I agree with your comments on the real problem. The improvement is from the strong prior on the parameters which provides further abstraction, just like what we gain during hierarchical modeling and topic modeling. There might be no direct way of evaluating whether the improvement on the pseudo-likelihood is significant or not, but we do feel the increase of log pseudo-likelihood is comparable to the increase of log (pseudo-)likelihood we gain in the simulations (please refer to Figures 1b, 4b and 5b at the points when we simulate 200 and 300 training samples).

You are exactly right that the computational burden is high because likelihood is intractable and Bayesian inference is usually computation intensive.

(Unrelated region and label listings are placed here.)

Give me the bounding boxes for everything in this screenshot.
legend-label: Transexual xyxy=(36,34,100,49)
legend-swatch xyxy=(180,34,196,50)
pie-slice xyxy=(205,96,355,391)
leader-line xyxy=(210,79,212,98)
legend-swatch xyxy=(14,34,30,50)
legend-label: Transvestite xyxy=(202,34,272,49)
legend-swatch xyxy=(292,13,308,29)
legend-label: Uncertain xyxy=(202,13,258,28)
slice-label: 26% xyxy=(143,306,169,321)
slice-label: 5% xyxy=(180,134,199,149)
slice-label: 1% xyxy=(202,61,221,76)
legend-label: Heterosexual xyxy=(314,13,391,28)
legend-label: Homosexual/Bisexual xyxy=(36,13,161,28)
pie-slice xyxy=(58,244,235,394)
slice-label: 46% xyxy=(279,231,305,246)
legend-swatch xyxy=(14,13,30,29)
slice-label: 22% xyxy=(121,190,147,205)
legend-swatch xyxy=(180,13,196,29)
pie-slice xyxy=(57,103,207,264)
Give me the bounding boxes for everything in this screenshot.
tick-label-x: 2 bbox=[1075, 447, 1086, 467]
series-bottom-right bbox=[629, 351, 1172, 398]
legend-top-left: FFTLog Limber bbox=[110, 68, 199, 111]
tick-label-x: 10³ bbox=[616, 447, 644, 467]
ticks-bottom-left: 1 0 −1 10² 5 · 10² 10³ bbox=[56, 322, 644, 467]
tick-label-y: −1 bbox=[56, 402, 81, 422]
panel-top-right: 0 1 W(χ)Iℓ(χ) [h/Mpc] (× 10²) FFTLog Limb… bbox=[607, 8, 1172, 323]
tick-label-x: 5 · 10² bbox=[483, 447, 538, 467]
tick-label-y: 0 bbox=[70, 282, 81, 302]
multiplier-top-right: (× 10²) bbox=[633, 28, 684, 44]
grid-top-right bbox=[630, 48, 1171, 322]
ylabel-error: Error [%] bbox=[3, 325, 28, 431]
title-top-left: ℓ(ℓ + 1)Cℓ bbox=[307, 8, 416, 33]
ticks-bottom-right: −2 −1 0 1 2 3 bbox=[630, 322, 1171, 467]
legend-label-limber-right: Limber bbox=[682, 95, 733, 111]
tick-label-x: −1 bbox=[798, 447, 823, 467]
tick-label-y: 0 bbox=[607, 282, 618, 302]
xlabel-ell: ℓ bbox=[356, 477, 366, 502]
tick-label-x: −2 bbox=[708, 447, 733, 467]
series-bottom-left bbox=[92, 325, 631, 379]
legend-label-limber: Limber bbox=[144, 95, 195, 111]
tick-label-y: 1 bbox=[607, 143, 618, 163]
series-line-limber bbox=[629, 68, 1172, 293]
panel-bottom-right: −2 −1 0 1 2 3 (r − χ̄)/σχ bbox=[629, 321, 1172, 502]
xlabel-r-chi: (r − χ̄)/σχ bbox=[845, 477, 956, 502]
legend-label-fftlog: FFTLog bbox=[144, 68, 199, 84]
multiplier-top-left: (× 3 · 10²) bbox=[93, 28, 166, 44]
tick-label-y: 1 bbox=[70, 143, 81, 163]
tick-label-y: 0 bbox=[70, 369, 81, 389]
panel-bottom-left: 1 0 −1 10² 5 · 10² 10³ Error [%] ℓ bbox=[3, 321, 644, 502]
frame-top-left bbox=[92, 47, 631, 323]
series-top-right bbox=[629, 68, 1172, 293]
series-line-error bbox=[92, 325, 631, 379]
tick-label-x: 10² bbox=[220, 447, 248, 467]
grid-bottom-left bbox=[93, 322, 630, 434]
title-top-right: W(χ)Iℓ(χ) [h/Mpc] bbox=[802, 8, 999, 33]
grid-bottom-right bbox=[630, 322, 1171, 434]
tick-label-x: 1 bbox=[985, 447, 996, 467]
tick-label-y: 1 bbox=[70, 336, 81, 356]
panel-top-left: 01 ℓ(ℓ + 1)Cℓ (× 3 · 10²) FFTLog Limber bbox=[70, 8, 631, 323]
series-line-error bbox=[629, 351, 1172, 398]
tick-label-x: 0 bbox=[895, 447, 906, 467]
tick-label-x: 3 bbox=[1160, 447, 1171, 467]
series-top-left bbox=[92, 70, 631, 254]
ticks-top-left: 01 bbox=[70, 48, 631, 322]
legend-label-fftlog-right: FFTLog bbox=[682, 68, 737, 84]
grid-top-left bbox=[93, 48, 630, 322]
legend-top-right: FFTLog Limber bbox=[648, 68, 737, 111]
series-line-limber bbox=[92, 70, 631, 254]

The computational complexity is linear with the number of edges. We feel it should work fine for graphs with thousands of nodes (what you referred to as "medium-sized"). Please also note that our algorithm can be easily parallelized because it is basically MCMC.

For your minor comments:

1. Yes, our algorithm can handle unary bias (node potential) since we can learn the node potential with PCD.
2. We do not need to integrate over \theta when a new group is created in the MH algorithm. We choose proposal Q(c_i^*|c_i) to be the conditional prior \pi(c_i^*|{\bf c}_{-i}). If a new group is proposed, we draw a value for the new group from G_0. Our MH algorithm resembles the Algorithm 5 in [22] R. M. Neal. Markov chain sampling methods for Dirichlet process mixture models. Journal of Computational and Graphical Statistics, 9(2):249–265, 2000.
3. Thanks for pointing out the typo.